This paper investigates the structural response of laminated glass beams under combined fire-exposure and sustained in-plane loading. This is done by means of experimental testing and Finite Element (FE) numerical modelling. Firstly, small-scale (1 m long) laminated glass beams are tested under thermal exposure and in-plane loading on a small fire resistance test furnace. From the test results it can be seen that laminated glass beams are able to sustain an imposed in-plane load for a time of 34–51 min before failing according to the limiting rate of deflection as defined in EN 1363–1:2012. It should be noted, however, that the observed failure times are strictly related to the boundary conditions applied in the test, i.e. the magnitude of mechanical loads (in this study a relatively small load of P = 1.15 kN was applied) and the presence of an inherent top zone protection, which may have positively affected the results.
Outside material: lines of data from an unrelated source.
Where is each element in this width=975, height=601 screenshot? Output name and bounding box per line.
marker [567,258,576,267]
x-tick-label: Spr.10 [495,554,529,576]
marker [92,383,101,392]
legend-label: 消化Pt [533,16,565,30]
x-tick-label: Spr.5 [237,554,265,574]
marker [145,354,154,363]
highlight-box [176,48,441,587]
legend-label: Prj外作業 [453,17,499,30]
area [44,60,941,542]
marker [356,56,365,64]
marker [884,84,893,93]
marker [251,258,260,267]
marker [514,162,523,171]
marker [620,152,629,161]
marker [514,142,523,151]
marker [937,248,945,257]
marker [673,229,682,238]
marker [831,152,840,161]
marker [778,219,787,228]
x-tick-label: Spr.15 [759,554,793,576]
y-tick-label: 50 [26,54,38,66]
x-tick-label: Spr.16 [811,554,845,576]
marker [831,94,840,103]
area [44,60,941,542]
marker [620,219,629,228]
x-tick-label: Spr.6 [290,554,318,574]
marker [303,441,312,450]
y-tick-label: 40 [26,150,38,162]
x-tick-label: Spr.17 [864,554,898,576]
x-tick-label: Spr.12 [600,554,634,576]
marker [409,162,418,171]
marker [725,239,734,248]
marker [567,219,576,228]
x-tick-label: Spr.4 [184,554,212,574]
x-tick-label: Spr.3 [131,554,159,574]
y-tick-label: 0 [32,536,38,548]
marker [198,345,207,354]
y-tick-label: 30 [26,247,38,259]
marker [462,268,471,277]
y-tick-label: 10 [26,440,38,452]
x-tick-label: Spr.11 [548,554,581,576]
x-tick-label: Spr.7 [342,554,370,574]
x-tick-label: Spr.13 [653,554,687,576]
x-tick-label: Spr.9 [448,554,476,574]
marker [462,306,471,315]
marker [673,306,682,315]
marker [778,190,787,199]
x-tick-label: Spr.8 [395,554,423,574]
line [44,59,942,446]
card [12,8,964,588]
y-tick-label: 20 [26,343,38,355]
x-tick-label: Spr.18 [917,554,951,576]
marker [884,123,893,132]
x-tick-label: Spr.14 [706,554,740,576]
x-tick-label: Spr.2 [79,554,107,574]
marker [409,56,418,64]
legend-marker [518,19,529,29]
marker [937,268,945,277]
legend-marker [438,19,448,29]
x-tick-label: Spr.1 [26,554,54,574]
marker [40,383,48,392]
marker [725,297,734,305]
Secondly, additional FE thermo-mechanical simulations are performed to further investigate the mechanical response of the laminated glass beams under thermal exposure, with a focus on the effects of the top zone protection and the load magnitude on the performance of the examined laminated glass beams. From the FE study it can be seen that reducing the top zone protection (from 40 mm to 0 mm) results in a reduction in failure time from 45 min to 20 min, while increasing the load with a factor 5 (taking 30 mm top zone protection as a reference) results in a reduction of failure time from 32 to 18 min.

本文研究了组合式玻璃梁在暴露于火灾和持续面内载荷作用下的结构响应。这是通过实验测试和有限元（FE）数值建模来完成的。首先，在小型耐火试验炉上在热暴露和面内载荷下测试小尺寸（长1 m）的夹层玻璃梁。从测试结果可以看出，按照EN 1363-1：2012定义的极限挠曲率，夹层玻璃梁在承受34-51分钟的平面载荷之前会失效。但是，应该指出的是，观察到的失效时间与测试中所采用的边界条件严格相关，即机械载荷的大小（在本研究中，相对较小的载荷为P  = 1.15 kN）和固有的顶部区域保护的存在，这可能会对结果产生积极影响。其次，进行了额外的有限元热力学模拟，以进一步研究夹层玻璃梁在热暴露下的机械响应，重点是顶部区域保护的影响以及负载量对所检查的夹层玻璃梁的性能的影响。从有限元研究中可以看出，减少顶部区域保护（从40 mm到0 mm）可将故障时间从45分钟减少到20分钟，同时将负荷增加5倍（采用30 mm顶部区域）保护作为参考）可以将故障时间从32分钟减少到18分钟。